Hey, trying again :slightly_smiling_face: I’m loo...
# ask-community
o
Hey, trying again 🙂 I’m looking for an advice on how to structure a Dagster pipeline for the following case - we want to create a pipeline we can use for running ML models on parts of our historical data (list of time intervals, usually several hours for each interval, not a full day) with different parameters every time (for example, different version of the model or different configuration). • The request arrives as a configuration file with the list of intervals, and the model config • Each unit of work (time interval + model config) can take hours to run, and uses a lot of resources (CPU, memory, GPUs) • We want to run many of these time intervals in parallel Our current solution uses a sensor that reads the file from a bucket and creates many runs of a job that does the calculation (the sensor passes the time interval and model config as part of the run config). Each run ends up spinning a different k8s job with all the resources it needs and it all scales very nicely. However, managing it is sometimes challenging compared to a solution that uses partitions. For example, if sometimes fails (after several retries), we need to find the specific run that failed and re-execute. It would also be nice to be able to find all of the partitions that belong to a specific request (filename) and rerun the ones that failed. Is there a better way to structure this? Can I change the job to use a DynamicPartitionsDefinition (or a Multi Partition with dynamic partitions)? Would it be easier to implement this using Assets? I thought of having the sensor add a multi partition partition for each
request file|line number
(so I can later easily find all of the partitions belonging to a specific request file) Thanks!
🤖 1
s
Hi Oren, IIUC I see two possibilities for you: • Stick with ops and use a
DynamicPartitionsDefinition
containing the time interval-- we do have a
TimeWindowPartitionsDefinition
class, but it requires a cron schedule, and it sounds like your intervals are irregular. This solution is an incremental step from what you have and might be easier, but the benefits may be limited. • Switch to using assets with either
DynamicPartitionsDefinition
or
MultiPartitionsDefinition
. Assets are the future of Dagster so this is in principle more desirable, but the current asset model might not have the flexibility to accommodate you. What does a run of your job look like-- are there a lot of different ops?
o
Thanks Sean! Yes, I think that for a job, a DynamicPartitionsDefinition would work better. It’s not just that the time intervals are irregular, but there’s also the model version dimension (we run different version of the model for the same date so we can compare some of the results). The current job has 4 steps - 1. read list of images (for the given time range), 2. download the images, 3. run the model on the images, and 4. write results to DB. Packing these into a single OP to make life easier for the asset might not be too bad, and I could use IO Managers instead of some of the steps. Is there an example of a
MultiPartitionsDefinition
with only dynamic partitions? Anything I need to know about it, or it’s just a matter of creating the correct MultiPartitionKeys from the sensor?
s
For your above listed steps it doesn’t sound like you have a meaningful data intermediate so I think a single multi-dimensionally partitioned asset with a time interval and model version partition is the way to go.

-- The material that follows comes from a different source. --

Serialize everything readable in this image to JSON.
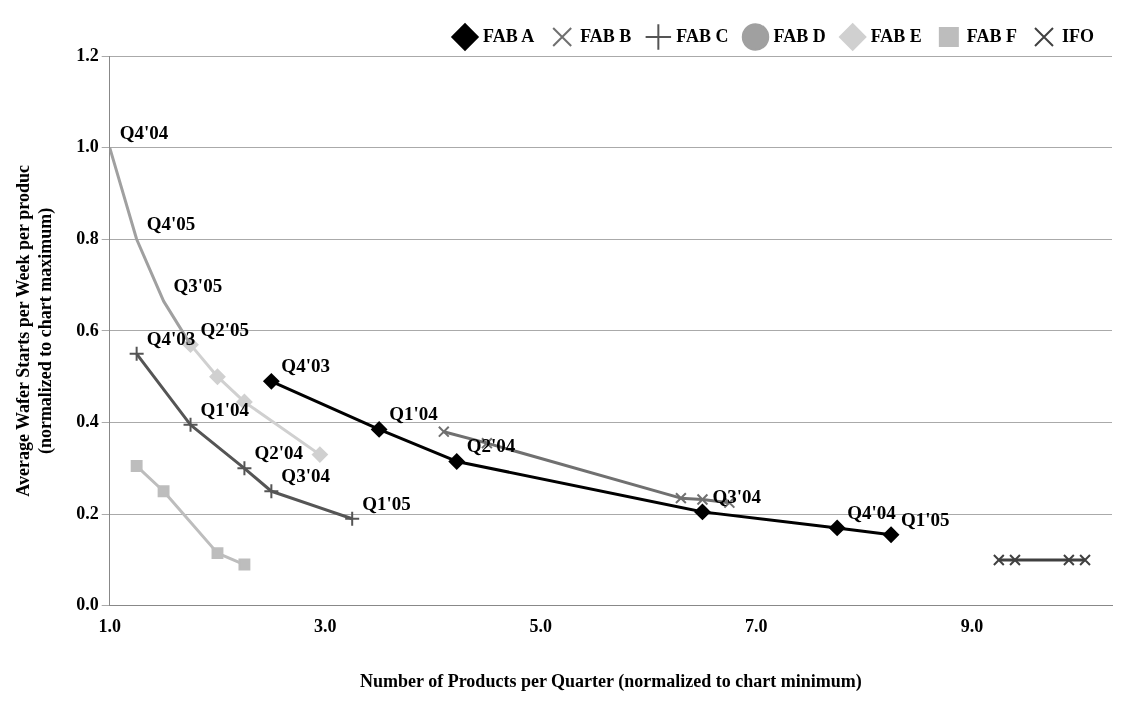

Is there an example of a MultiPartitionsDefinition with only dynamic partitions?
I’m not aware of one, but cc @claire for confirmation.
c
Hi Oren. Here's a simple example:
Copy code
@asset(
    partitions_def=MultiPartitionsDefinition(
        {"a": DynamicPartitionsDefinition(name="a"), "b": DynamicPartitionsDefinition(name="b")}
    )
)
def multipartitioned_with_dynamic_dimensions():
    ...
Multipartitioned assets with dynamic dimensions function the same as other multipartitioned assets, just like you mentioned you'll need to create the correct `MultiPartitionKey`s
👍 1